Things to avoid in a digital marketing portfolio
Your digital marketing portfolio is more likely to highlight your marketing agency strategy positively when you engage in best practices when creating it. Here are some things to avoid as you build a marketing portfolio:
- Including outdated work. The digital marketing landscape changes constantly. Ensure your portfolio remains up-to-date and includes work that aligns with current client needs and SEO and content best practices.
- Only including irrelevant work. If everything in your portfolio is geared toward ecommerce, you might have a hard time persuading a medical firm that you can handle its marketing. Early in your agency's growth, you may have to mock up relevant samples for your portfolio before expanding into new industries.
- Using poor portfolio design. An ugly or hard-to-use portfolio doesn’t demonstrate your ability to create beautiful, user-friendly marketing content for clients. Put the same effort into your portfolio as you would a web design for a client.
- Not explaining items in your portfolio. You might think the images and content in your portfolio speak for themselves, but potential clients may not get the right message.
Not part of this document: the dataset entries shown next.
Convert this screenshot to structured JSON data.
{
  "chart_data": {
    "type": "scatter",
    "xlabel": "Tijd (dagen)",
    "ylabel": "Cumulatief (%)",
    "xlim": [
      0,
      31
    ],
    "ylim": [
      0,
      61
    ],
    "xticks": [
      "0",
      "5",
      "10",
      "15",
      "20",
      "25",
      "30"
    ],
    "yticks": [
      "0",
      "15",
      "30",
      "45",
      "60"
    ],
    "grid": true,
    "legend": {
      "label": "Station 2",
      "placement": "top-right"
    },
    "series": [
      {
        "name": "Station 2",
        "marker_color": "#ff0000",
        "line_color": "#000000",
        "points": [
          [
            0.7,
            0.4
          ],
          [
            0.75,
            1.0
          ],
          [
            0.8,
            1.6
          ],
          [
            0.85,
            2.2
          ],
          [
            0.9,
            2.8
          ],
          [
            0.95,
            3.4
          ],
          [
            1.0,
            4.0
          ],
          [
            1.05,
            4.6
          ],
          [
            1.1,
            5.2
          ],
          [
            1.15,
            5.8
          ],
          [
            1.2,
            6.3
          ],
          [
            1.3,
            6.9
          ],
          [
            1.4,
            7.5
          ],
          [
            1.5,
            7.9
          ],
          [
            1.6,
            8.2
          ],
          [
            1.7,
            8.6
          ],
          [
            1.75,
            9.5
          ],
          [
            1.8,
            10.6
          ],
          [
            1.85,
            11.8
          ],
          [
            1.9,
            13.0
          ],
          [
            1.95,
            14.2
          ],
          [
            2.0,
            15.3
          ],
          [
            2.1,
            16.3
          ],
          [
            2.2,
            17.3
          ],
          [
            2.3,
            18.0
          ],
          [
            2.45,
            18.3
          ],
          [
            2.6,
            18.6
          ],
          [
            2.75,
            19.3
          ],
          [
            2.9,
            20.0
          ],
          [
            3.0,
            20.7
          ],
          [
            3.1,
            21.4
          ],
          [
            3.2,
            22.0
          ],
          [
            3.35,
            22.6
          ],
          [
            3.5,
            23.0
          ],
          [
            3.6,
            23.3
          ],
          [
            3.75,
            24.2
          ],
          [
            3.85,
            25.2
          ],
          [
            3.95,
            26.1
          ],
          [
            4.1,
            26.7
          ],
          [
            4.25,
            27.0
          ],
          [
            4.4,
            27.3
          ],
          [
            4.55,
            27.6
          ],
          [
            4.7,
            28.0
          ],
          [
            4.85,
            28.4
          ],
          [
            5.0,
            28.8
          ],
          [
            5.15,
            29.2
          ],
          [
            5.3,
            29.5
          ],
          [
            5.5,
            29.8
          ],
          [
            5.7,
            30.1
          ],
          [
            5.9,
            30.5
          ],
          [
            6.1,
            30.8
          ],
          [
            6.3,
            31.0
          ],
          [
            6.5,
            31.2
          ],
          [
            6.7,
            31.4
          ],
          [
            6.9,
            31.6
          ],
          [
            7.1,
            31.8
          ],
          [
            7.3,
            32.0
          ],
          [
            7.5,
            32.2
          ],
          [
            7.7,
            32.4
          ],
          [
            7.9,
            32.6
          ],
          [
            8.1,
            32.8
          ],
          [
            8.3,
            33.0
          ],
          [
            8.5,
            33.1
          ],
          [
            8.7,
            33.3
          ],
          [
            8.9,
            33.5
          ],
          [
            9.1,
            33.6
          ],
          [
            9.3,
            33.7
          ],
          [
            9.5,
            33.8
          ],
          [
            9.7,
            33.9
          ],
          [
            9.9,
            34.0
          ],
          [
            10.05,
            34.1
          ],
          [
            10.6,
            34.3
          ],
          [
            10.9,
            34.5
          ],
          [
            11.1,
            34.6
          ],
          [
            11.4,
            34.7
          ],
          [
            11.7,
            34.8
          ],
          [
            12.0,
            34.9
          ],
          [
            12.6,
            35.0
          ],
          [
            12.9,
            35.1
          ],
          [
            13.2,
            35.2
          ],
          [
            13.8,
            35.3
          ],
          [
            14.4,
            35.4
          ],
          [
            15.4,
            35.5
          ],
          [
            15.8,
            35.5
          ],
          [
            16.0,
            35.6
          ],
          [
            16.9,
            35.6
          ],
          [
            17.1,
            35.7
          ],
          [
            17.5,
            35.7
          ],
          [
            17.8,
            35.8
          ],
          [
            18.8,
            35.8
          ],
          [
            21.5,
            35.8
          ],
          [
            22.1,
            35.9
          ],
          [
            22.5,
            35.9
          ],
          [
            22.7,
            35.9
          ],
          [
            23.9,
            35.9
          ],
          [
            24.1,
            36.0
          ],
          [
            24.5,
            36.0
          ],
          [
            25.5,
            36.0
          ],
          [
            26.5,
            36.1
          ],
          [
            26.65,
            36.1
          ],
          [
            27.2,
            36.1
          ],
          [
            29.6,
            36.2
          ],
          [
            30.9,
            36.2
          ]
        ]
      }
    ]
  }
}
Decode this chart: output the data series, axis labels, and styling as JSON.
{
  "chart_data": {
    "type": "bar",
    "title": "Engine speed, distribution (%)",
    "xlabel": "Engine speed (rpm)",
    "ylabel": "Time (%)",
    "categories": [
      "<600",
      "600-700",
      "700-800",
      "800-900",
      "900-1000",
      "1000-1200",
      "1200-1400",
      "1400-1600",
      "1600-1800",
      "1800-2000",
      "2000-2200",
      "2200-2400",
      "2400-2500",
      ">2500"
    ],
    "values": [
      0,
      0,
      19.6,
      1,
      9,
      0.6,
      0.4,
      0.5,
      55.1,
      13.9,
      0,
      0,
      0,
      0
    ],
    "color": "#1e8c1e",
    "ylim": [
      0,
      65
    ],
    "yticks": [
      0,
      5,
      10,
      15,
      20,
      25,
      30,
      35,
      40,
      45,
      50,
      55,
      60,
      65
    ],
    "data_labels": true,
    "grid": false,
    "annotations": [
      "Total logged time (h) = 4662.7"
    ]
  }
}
Use captions and other tools to add a narrative to your portfolio.
- Emphasizing quantity over quality. It’s better to include a handful of high-quality, relevant samples than hundreds of mediocre and rushed jobs.
Digital marketing portfolio examples
When starting an agency with no experience or building a new marketing portfolio from scratch, it can be helpful to look at examples to understand what works well. Here are a few well-done marketing portfolios and what we like about each.
Sylvia Ogweng’s no-nonsense approach
Streamlined visuals make it easy to scan the pages of this portfolio, and the unique value prop is communicated immediately. Four simple service categories are explained succinctly above a list of projects you can view. Multiple CTAs make it easy for potential clients to take the next step if they like what they see.
Image source: Sylvia Ogweng
BLYNK Social’s visually colorful portfolio
BYNK ensures potential clients know its portfolio only highlights some favorite projects. It also makes use of vibrant colors and a variety of fonts, demonstrating its visual design expertise. You can quickly scroll through to select items to view based on the overall aesthetic as well as the category tags below the images. The main menu for BLYNK’s site remains in the top navigation to make it easy for users to move to service pages or contact BLYNK.
Image Source: BLYNK Social
Emma Jane’s graphic design portfolio
This portfolio is a great example of what a boutique agency or startup can do with a portfolio platform. The social media-style layout is intuitive and promotes engagement, and it’s easy to scan through the various work types to view Emma Jane’s designs.